The pane lists only tables that have supported incremental column data types.
Note
To enable CDC with schema evolution in an Azure SQL Database source, choose tables based on watermark columns rather than tables that are native SQL CDC enabled.
After you select the source tables, select Continue to set your data target.
Select a Target type value by using the dropdown list. For this article, select Delta.
You're prompted to select a linked service. Create a new linked service or select an existing one.
Select your target data folder. You can use either:
- The Browse button under Target base path, which helps you automatically populate the browse path for all the new tables selected for a source.
- The Browse button outside to individually select the folder path.
After you select a folder path, select the Continue button.
A new tab for capturing change data appears. This tab is the CDC studio, where you can configure your new resource.
A new mapping is automatically created for you. You can update the Source Table and Target Table selections for your mapping by using the dropdown lists.
After you select your tables, their columns are mapped by default with the Auto map toggle turned on. Auto map automatically maps the columns by name in the sink, picks up new column changes when the source schema evolves, and flows this information to the supported sink types.
Note
Schema evolution works only when the Auto map toggle is turned on. To learn how to edit column mappings or include transformations, see Capture changed data with a change data capture resource.
Select the Keys link, and then select the Keys column to be used for tracking the delete operations.
After your mappings are complete, set your CDC latency by using the Set Latency button.
Select the latency of your CDC, and then select Apply to make the changes.
By default, latency is set to 15 minute.
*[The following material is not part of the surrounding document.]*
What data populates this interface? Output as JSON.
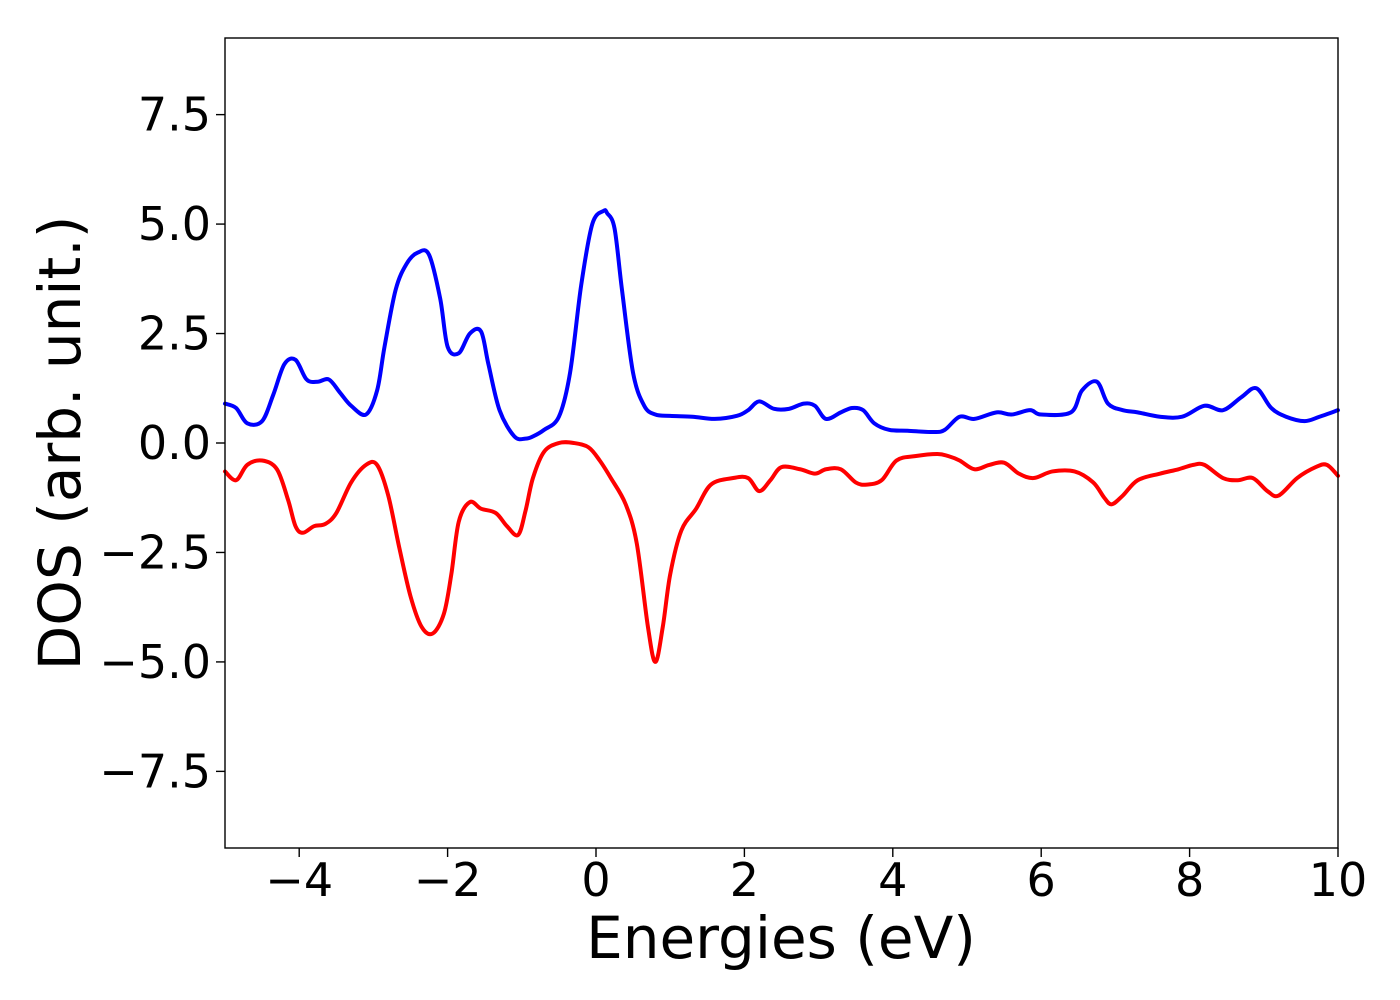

The example in this article uses the Real-time option for latency. Real-time latency continuously picks up changes in your source data in intervals of less than 1 minute.
For other latencies (for example, if you select 15 minutes), your change data capture will process your source data and pick up any changed data since the last processed time.
After you finish configuring your CDC, select Publish all to publish your changes.
Note
If you don't publish your changes, you won't be able to start your CDC resource. The Start button in the next step will be unavailable.
Select Start to start running your change data capture.
Now that your change data capture is running, you can:
Use the monitoring page to see how many changes (insert, update, or delete) were read and written, along with other diagnostic information.
Validate that the change data arrived in Delta Lake stored in Azure Data Lake Storage Gen2, in Delta format.
Validate the schema of the change data that arrived.
Make dynamic schema-level changes to the source tables
Add a new PersonalEmail column to the source table by using an
ALTER TABLE
T-SQL statement, as shown in the following example.Validate that the new PersonalEmail column appears in the existing table.
Validate schema changes at the Delta sink
Confirm that the new column PersonalEmail appears in the Delta sink. You now know that change data with schema changes arrived at the target.